One of the rare benefits to a year of pandemic-related lockdowns has been the reprieve from office irritations. A majority of workers would prefer to continue working from home for various reasons – mostly related to transport and work-life balance, but the quality of the coffee and the freedom from Phil from Accounts’ holiday anecdotes must count for something.
Nonetheless, as the world opens back up, more workers will be expected to commit to a hybrid working arrangement. Therefore, you may need to prepare yourself for sharing an office environment again – and for the inevitable frictions that may result.
Here, we’ll focus on passive aggression, a common behaviour easily managed if done correctly.
What Do We Mean by Passive-Aggressive Behaviour in the Office?

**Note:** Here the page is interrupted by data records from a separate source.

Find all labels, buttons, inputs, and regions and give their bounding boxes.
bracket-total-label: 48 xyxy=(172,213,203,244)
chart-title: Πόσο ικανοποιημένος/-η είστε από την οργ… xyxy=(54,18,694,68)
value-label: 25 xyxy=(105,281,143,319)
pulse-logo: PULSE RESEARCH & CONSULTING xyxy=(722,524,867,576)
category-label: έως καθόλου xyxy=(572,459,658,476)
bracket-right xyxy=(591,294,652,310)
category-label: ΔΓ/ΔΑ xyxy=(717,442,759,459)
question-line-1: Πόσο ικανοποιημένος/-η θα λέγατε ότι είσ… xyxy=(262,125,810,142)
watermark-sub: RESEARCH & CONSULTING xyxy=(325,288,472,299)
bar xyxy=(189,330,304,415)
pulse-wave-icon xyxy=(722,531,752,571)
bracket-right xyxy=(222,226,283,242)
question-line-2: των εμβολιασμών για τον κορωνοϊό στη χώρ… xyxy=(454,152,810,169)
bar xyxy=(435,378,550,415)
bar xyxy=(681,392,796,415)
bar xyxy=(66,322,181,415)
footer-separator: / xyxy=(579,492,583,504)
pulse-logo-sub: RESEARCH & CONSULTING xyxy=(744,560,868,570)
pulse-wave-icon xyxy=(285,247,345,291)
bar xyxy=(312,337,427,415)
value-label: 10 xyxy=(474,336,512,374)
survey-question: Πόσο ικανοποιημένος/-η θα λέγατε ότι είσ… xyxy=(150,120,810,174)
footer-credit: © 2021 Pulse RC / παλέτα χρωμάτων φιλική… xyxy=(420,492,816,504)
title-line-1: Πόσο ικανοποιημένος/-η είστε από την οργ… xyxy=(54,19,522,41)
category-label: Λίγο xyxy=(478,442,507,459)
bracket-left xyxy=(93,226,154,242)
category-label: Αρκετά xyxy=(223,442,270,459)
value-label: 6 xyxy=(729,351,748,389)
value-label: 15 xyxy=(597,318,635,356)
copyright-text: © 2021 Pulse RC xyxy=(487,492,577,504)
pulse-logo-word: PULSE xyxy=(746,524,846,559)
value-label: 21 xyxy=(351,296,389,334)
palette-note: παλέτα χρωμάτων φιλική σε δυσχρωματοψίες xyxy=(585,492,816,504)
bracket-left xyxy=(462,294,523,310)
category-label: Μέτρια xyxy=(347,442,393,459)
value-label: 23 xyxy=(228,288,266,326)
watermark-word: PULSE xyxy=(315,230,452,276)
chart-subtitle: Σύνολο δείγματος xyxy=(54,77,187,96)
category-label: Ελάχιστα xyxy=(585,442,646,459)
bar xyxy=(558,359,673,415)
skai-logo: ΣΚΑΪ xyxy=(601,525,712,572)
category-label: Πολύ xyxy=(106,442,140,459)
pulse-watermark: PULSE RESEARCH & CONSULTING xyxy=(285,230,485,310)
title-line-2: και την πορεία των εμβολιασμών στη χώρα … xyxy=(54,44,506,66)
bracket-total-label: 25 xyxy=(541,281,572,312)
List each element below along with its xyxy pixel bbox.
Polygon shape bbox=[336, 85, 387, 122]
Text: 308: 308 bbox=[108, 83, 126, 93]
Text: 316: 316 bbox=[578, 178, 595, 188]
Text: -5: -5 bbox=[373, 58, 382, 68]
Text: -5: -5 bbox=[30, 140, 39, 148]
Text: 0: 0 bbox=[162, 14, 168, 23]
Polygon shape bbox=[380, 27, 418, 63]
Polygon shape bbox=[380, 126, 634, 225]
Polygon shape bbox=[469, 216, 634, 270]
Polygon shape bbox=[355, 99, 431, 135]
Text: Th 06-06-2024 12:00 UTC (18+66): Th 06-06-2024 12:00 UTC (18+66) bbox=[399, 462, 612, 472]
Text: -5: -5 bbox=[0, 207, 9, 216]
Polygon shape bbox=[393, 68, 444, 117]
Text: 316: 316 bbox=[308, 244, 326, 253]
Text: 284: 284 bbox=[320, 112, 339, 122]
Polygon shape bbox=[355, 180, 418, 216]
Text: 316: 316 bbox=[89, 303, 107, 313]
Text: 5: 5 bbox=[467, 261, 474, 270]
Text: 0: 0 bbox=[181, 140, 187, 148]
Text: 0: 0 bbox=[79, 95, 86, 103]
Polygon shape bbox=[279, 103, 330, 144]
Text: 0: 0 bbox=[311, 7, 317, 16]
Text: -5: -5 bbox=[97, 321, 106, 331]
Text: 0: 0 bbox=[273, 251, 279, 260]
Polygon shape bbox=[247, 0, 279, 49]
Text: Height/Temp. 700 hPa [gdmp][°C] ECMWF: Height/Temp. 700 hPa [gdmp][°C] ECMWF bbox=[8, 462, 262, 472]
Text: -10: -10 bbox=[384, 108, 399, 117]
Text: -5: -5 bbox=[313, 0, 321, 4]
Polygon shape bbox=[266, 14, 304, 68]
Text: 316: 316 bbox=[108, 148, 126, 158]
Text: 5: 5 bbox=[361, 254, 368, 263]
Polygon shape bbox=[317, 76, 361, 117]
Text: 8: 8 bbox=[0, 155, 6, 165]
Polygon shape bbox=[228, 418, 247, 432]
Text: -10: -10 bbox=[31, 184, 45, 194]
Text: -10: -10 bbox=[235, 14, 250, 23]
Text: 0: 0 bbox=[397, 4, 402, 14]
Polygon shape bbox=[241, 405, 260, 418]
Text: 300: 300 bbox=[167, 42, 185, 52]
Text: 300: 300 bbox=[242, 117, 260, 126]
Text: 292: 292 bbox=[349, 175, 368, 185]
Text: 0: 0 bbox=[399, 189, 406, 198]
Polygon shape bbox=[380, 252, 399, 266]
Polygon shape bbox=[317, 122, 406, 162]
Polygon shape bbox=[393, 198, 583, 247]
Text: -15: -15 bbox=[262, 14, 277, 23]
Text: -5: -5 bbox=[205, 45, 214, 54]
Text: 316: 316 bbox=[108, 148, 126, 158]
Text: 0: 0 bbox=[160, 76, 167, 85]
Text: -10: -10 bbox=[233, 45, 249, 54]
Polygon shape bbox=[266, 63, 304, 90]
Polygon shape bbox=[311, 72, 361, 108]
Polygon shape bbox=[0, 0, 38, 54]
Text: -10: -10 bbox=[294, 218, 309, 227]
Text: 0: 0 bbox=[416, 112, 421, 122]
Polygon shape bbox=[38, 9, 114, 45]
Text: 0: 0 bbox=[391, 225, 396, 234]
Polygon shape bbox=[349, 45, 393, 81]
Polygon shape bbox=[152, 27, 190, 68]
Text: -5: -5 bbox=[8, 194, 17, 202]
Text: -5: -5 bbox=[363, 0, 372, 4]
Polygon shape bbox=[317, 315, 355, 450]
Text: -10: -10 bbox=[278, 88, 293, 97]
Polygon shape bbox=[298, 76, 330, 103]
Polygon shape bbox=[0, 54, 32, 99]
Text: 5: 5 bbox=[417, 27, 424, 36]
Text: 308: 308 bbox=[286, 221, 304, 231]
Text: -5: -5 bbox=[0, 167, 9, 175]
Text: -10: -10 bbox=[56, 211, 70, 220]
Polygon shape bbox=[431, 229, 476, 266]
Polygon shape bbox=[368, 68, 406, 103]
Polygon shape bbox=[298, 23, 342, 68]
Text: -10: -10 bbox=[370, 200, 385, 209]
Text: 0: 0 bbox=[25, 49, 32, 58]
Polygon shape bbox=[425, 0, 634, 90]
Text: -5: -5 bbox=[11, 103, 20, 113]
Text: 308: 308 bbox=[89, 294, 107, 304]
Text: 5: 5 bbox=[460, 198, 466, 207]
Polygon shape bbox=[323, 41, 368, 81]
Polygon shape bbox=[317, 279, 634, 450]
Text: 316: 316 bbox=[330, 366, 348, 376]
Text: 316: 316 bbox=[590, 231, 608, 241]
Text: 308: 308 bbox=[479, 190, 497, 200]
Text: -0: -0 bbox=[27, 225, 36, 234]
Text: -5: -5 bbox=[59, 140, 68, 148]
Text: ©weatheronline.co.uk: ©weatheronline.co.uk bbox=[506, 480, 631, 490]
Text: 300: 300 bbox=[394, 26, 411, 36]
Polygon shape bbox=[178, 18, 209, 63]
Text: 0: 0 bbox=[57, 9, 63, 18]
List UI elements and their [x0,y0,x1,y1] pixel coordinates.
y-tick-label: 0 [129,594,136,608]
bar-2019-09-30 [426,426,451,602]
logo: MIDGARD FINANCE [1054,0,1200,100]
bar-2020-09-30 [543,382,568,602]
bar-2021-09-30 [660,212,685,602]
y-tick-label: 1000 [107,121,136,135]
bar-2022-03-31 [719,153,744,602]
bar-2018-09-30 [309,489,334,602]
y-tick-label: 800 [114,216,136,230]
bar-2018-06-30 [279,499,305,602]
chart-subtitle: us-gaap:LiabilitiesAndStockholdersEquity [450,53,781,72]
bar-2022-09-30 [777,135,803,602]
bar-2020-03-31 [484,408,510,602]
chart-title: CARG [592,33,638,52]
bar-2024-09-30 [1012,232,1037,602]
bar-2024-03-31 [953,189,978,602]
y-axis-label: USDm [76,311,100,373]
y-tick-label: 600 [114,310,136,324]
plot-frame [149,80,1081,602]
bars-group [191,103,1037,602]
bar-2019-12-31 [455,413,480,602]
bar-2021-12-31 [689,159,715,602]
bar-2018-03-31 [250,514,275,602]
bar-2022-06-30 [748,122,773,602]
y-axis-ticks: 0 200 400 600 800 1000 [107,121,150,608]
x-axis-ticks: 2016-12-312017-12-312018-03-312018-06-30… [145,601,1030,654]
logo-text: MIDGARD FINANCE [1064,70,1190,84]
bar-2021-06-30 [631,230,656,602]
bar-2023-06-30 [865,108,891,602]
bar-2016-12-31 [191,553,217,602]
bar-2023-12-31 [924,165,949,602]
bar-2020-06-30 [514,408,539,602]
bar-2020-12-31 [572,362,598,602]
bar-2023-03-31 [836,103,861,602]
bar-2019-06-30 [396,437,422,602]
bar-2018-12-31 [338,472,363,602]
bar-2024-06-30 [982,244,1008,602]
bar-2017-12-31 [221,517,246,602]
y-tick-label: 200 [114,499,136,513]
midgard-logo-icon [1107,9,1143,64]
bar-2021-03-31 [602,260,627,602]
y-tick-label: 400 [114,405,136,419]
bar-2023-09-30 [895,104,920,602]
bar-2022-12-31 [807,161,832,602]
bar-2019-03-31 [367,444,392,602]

We’ve all met passive aggression before, whether receiving it or doling it out. A passive-aggressive act could be as simple as leaving a post-it note about a grievance instead of speaking to somebody directly, but it could also manifest as silent-treatment campaigns or hurtful language in work-related emails.
A study by roller banner specialist instantprint revealed that passive-aggressive communication was the second-most reviled trait in modern offices, with nearly 50% of women finding it the worst. Overall, almost 90% of marketing professionals see passive aggression as a symptom of a terrible company culture.
What to Look Out for in Passive-Aggressive Behaviour
Passive aggression in the office can be found most often, and at its most innocuous, in email chains. We’ve all received emails that start “as per my last email”, and we’ve all felt that pang of anxiety as we know exactly where this is going… but behaviour like this can get a lot more insidious in certain toxic environments.
Sometimes you might get purposely missed off important emails or memos regarding group projects, resulting in you seeming unprepared and unprofessional. Particularly egregious actors might ignore you completely in the office – or at the very least miss you off the tea run.
At its worst, passive aggression can not only affect your happiness but also your performance – hence, it is important to nip it in the bud.
How Do I Tackle Passive-Aggressive Behaviour?
As tempting as it might be, you must not respond to passive-aggressive behaviour in kind. Stooping to the level of your bully will not achieve anything and will only result in the proliferation of the behaviour and potentially somebody else getting hurt.
Instead, your first port of call should be direct, but polite, confrontation. Ask to speak to the aggressor in private, explain how you are feeling and ask why they are acting this way, and if they could see their way to stopping.
If this does not work, your next step should be contacting your Human Resources department. Be sure to collect any evidence of the passive-aggressive behaviour that you can and make sure to illustrate the effect it is having not only on your health but also your ability to work.